A Homeopatia é um método científico que trata doenças a partir da diluição e dinamização da mesma substância que ocasiona os sintomas em um indivíduo saudável. Ela foca no paciente e não na doença, observando as reações individuais, a sensibilidade e o histórico dele para curá-lo, já que geralmente os sintomas aparecem antes da doença se instalar. O termo homeopatia foi criado pelo médico alemão Christian Friedrich Samuel Hahnemann (1755-1843) em 1779 e vem do grego hómoios (semelhante) + páthos (doença), que significa doença ou sofrimento semelhante.

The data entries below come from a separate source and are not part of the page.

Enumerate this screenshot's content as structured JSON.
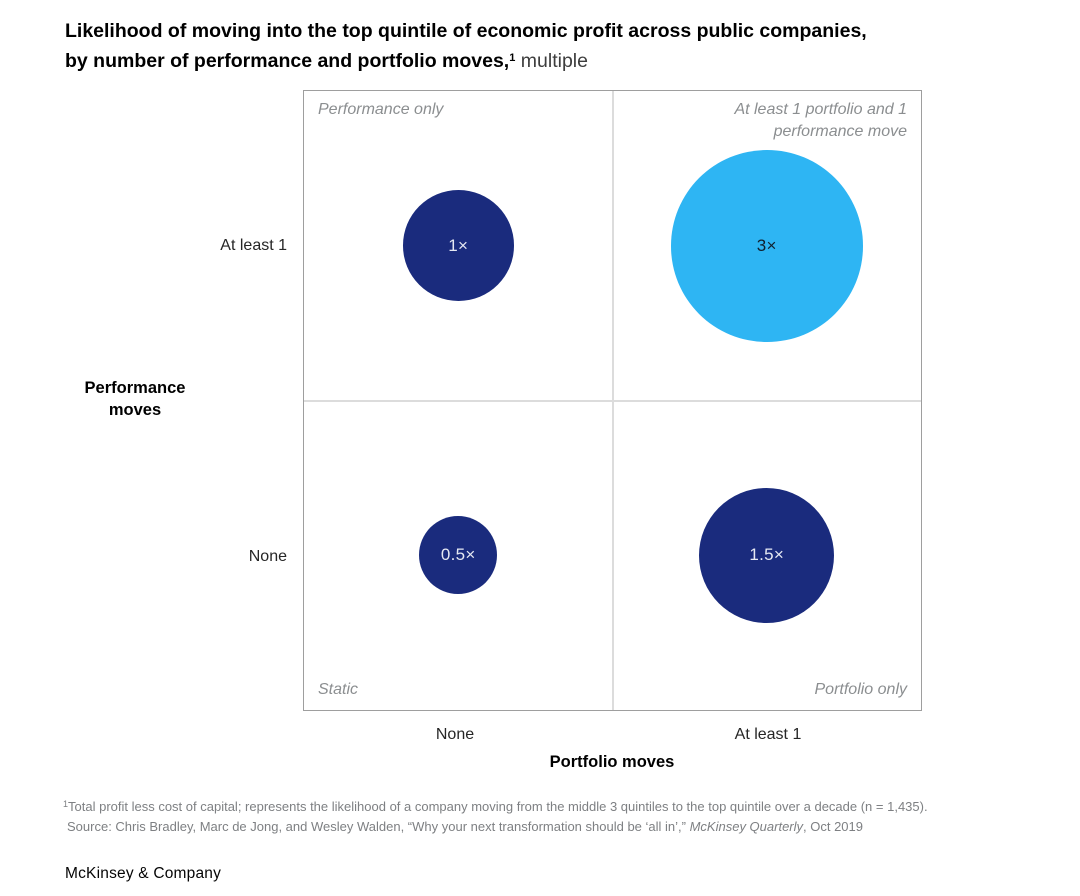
{
  "title": {
    "line1": "Likelihood of moving into the top quintile of economic profit across public companies,",
    "line2": "by number of performance and portfolio moves,",
    "superscript": "1",
    "unit_suffix": " multiple"
  },
  "chart_data": {
    "type": "scatter",
    "subtype": "bubble-quadrant",
    "title": "Likelihood of moving into the top quintile of economic profit across public companies, by number of performance and portfolio moves, multiple",
    "xlabel": "Portfolio moves",
    "ylabel": "Performance moves",
    "x_axis": {
      "label": "Portfolio moves",
      "categories": [
        "None",
        "At least 1"
      ]
    },
    "y_axis": {
      "label": "Performance moves",
      "categories": [
        "At least 1",
        "None"
      ]
    },
    "grid": "2x2 quadrant dividers",
    "legend_position": "none",
    "quadrant_labels": {
      "top_left": "Performance only",
      "top_right": "At least 1 portfolio and 1 performance move",
      "bottom_left": "Static",
      "bottom_right": "Portfolio only"
    },
    "size_encoding": "bubble area proportional to multiple value",
    "bubbles": [
      {
        "portfolio_moves": "None",
        "performance_moves": "At least 1",
        "value": 1,
        "label": "1×",
        "color": "#1A2B7D",
        "text_color": "#E6E9F3"
      },
      {
        "portfolio_moves": "At least 1",
        "performance_moves": "At least 1",
        "value": 3,
        "label": "3×",
        "color": "#2EB5F3",
        "text_color": "#10202E"
      },
      {
        "portfolio_moves": "None",
        "performance_moves": "None",
        "value": 0.5,
        "label": "0.5×",
        "color": "#1A2B7D",
        "text_color": "#E6E9F3"
      },
      {
        "portfolio_moves": "At least 1",
        "performance_moves": "None",
        "value": 1.5,
        "label": "1.5×",
        "color": "#1A2B7D",
        "text_color": "#E6E9F3"
      }
    ],
    "colors": {
      "navy": "#1A2B7D",
      "cyan": "#2EB5F3",
      "divider_gray": "#DCDCDC",
      "border_gray": "#9E9E9E",
      "label_gray": "#8B8E90"
    }
  },
  "footnote": {
    "marker": "1",
    "line1": "Total profit less cost of capital; represents the likelihood of a company moving from the middle 3 quintiles to the top quintile over a decade (n = 1,435).",
    "source_prefix": "Source: Chris Bradley, Marc de Jong, and Wesley Walden, “Why your next transformation should be ‘all in’,” ",
    "source_italic": "McKinsey Quarterly",
    "source_suffix": ", Oct 2019"
  },
  "brand": "McKinsey & Company"
}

Esse sistema tem como base o princípio “semelhante pelo semelhante se cura”, que foi reforçado por pesquisas de outros estudiosos. Por exemplo, um princípio da farmacologia chamado “resposta bifásica dos medicamentos”, descoberto por Hugo Schultz e Rudolf Arndt em 1870, afirma que: cada medicamento tem duas fases de ação que dependem da dose administrada. Como consequência, em vez da eficácia de um medicamento aumentar proporcionalmente com o aumento da dosagem, os estudos têm provado de modo consistente que doses muito pequenas têm o resultado oposto das maiores. Ficou conhecido como lei de Arndt-Schultz, e mais tarde, descobriu-se que doses ainda menores geram energia vital.

Assim sendo, a homeopatia busca restabelecer o equilíbrio estimulando o organismo a reagir fortalecendo os mecanismos de defesa naturais com medicamentos não agressivos. O próprio sistema natural de cura da pessoa que age restaurando a saúde de dentro para fora.

Apesar de ser reconhecida e mantida pela Organização Mundial da Saúde (OMS), a prática de Homeopatia não é levada a sério por muitos céticos, que não acreditam em sua eficácia, principalmente por ela ser aplicada também em plantas e animais. É um processo lento e gradativo. Os médicos homeopatas afirmam que os resultados variam de acordo com a sensibilidade de cada indivíduo á substância usada e da continuidade do tratamento. A homeopatia não é aprovada em doenças mais graves como malária, tuberculose, aids, gripe e diarreia infantil. No Brasil, é considerada como especialidade médica desde 1980, reconhecida pelo Conselho Federal de Medicina, e está incluída no Sistema Único de Saúde (SUS) desde 2006.